Colorado College made its world cinematic debut on Aug. 10 this year in none other than Spike Lee’s most recent film, “BlacKkKlansman”. The film depicts the Colorado College Black Student Union as the cinematic opposition to the Colorado Springs Klu Klux Klan. Amidst these warring factions the film’s protagonist, the first black police officer in Colorado Springs, Ron Stallworth, goes undercover with the Klan and ultimately saves the day.
Once you get over the excruciating irony of a black man infiltrating the Klan, things seem to become more digestible. The film takes place in the 1970s in streets that look nothing like ours, with dialogue that we can assume would never reach the lips of the well-cultured audiences of 2018. Audiences laugh, perhaps uncomfortably, at the notion that Ron Stallworth is on the phone exchanging pleasantries with Grand Wizard of the Klan, David Duke.
Everything from film reviews to blog posts and audience recaps declare the film a rousing success, and a daring few have undertaken the challenge to call audiences into something deeper; not a phenomenal cinematic experience but a heart-stopping realization: the Klan is back. A statement like that is simultaneously sensational enough to require explanation, while hardly news at all.
The KKK is known as the “Invisible Empire,” so termed because its chapters admittedly fizzle in and out and membership fluctuates yearly, but even still the organization has managed to survive for over 150 years.
Succinctly described, the Klan has had three major movements during its existence, each time taking on a different name, different approach, and slightly different ideology. The second Klan revival in the 1920s saw Colorado awash with the supremacist group from the grass roots all the way to the governor’s mansion. Then governor Clarence Morley was a self-avowed Klan member. Morley was joined in the Klan by Denver’s police chief and countless others across the state.

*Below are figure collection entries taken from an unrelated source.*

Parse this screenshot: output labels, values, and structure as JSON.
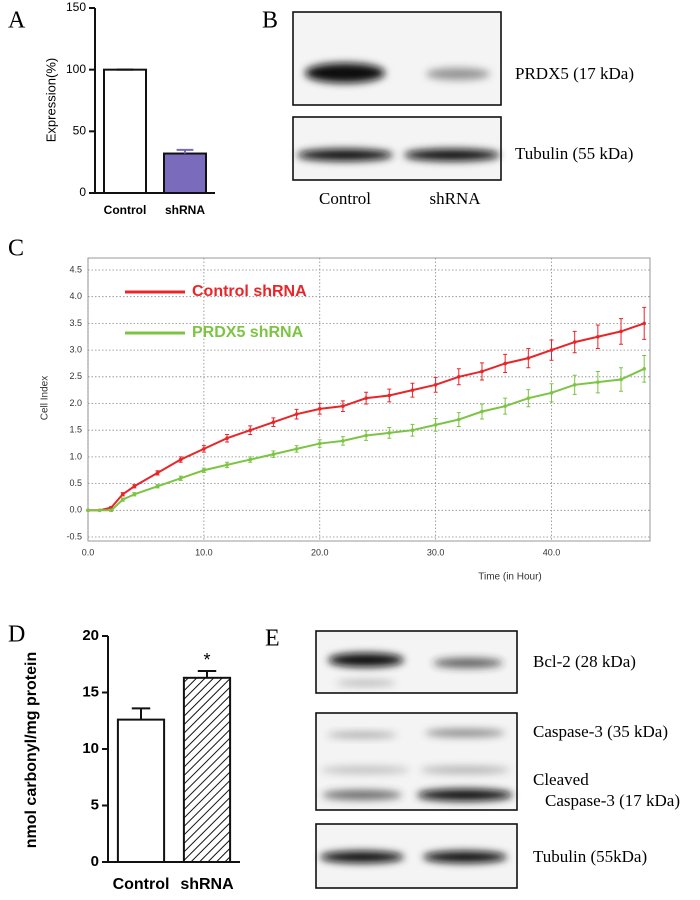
{
  "chart_data": [
    {
      "type": "bar",
      "panel_label": "A",
      "ylabel": "Expression(%)",
      "categories": [
        "Control",
        "shRNA"
      ],
      "values": [
        100,
        32
      ],
      "errors": [
        0,
        3
      ],
      "colors": [
        "#ffffff",
        "#7b6bbd"
      ],
      "hatch": [
        false,
        false
      ],
      "ylim": [
        0,
        150
      ],
      "yticks": [
        0,
        50,
        100,
        150
      ],
      "grid": false
    },
    {
      "type": "line",
      "panel_label": "C",
      "xlabel": "Time (in Hour)",
      "ylabel": "Cell Index",
      "x": [
        0,
        1,
        2,
        3,
        4,
        6,
        8,
        10,
        12,
        14,
        16,
        18,
        20,
        22,
        24,
        26,
        28,
        30,
        32,
        34,
        36,
        38,
        40,
        42,
        44,
        46,
        48
      ],
      "series": [
        {
          "name": "Control shRNA",
          "color": "#e8262a",
          "values": [
            0,
            0,
            0.05,
            0.3,
            0.45,
            0.7,
            0.95,
            1.15,
            1.35,
            1.5,
            1.65,
            1.8,
            1.9,
            1.95,
            2.1,
            2.15,
            2.25,
            2.35,
            2.5,
            2.6,
            2.75,
            2.85,
            3.0,
            3.15,
            3.25,
            3.35,
            3.5
          ],
          "errors": [
            0,
            0,
            0.02,
            0.03,
            0.03,
            0.04,
            0.05,
            0.06,
            0.07,
            0.08,
            0.08,
            0.09,
            0.1,
            0.1,
            0.11,
            0.12,
            0.13,
            0.14,
            0.15,
            0.16,
            0.17,
            0.18,
            0.19,
            0.2,
            0.22,
            0.24,
            0.3
          ]
        },
        {
          "name": "PRDX5 shRNA",
          "color": "#7cc444",
          "values": [
            0,
            0,
            0,
            0.2,
            0.3,
            0.45,
            0.6,
            0.75,
            0.85,
            0.95,
            1.05,
            1.15,
            1.25,
            1.3,
            1.4,
            1.45,
            1.5,
            1.6,
            1.7,
            1.85,
            1.95,
            2.1,
            2.2,
            2.35,
            2.4,
            2.45,
            2.65
          ],
          "errors": [
            0,
            0,
            0.02,
            0.03,
            0.03,
            0.03,
            0.04,
            0.04,
            0.05,
            0.05,
            0.06,
            0.06,
            0.07,
            0.08,
            0.09,
            0.1,
            0.11,
            0.12,
            0.13,
            0.14,
            0.15,
            0.16,
            0.17,
            0.18,
            0.2,
            0.22,
            0.25
          ]
        }
      ],
      "xlim": [
        0,
        48.5
      ],
      "xticks": [
        {
          "value": 0,
          "label": "0.0"
        },
        {
          "value": 10,
          "label": "10.0"
        },
        {
          "value": 20,
          "label": "20.0"
        },
        {
          "value": 30,
          "label": "30.0"
        },
        {
          "value": 40,
          "label": "40.0"
        }
      ],
      "ylim": [
        -0.5,
        4.5
      ],
      "yticks": [
        -0.5,
        {
          "value": 0,
          "label": "0.0"
        },
        0.5,
        {
          "value": 1,
          "label": "1.0"
        },
        1.5,
        {
          "value": 2,
          "label": "2.0"
        },
        2.5,
        {
          "value": 3,
          "label": "3.0"
        },
        3.5,
        {
          "value": 4,
          "label": "4.0"
        },
        4.5
      ],
      "grid": true,
      "legend": "upper left"
    },
    {
      "type": "bar",
      "panel_label": "D",
      "ylabel": "nmol carbonyl/mg protein",
      "categories": [
        "Control",
        "shRNA"
      ],
      "values": [
        12.6,
        16.3
      ],
      "errors": [
        1.0,
        0.6
      ],
      "colors": [
        "#ffffff",
        "#ffffff"
      ],
      "hatch": [
        false,
        true
      ],
      "ylim": [
        0,
        20
      ],
      "yticks": [
        0,
        5,
        10,
        15,
        20
      ],
      "grid": false,
      "annotations": [
        {
          "text": "*",
          "category": "shRNA"
        }
      ]
    }
  ],
  "blots": [
    {
      "panel_label": "B",
      "lanes": [
        "Control",
        "shRNA"
      ],
      "bands": [
        "PRDX5 (17 kDa)",
        "Tubulin (55 kDa)"
      ]
    },
    {
      "panel_label": "E",
      "bands": [
        "Bcl-2 (28 kDa)",
        "Caspase-3 (35 kDa)",
        "Cleaved",
        "Caspase-3 (17 kDa)",
        "Tubulin (55kDa)"
      ]
    }
  ]
}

Surprisingly though, Colorado was Klan country in nearly every place except here in Colorado Springs. Though Colorado Springs has always been conservative, local party leaders at the time wanted nothing to do with the Klan and the local police chief saw them as vagrants. The community even went so far as to march against the Klan after activity in the area.
When the Klan surged again during the civil rights era, they again took to Colorado Springs where “BlacKkKansman” takes place. The story is largely true, other than Adam Driver’s character. A white cop did infiltrate the Klan on a person-to-person basis, but that officer was not Jewish. Stallworth wrote and published a book on his experiences and the spectacle has even drawn the attention of David Duke, who took to twitter to decry the barbarous nature the Klan is depicted with. The tweet is not worth publishing.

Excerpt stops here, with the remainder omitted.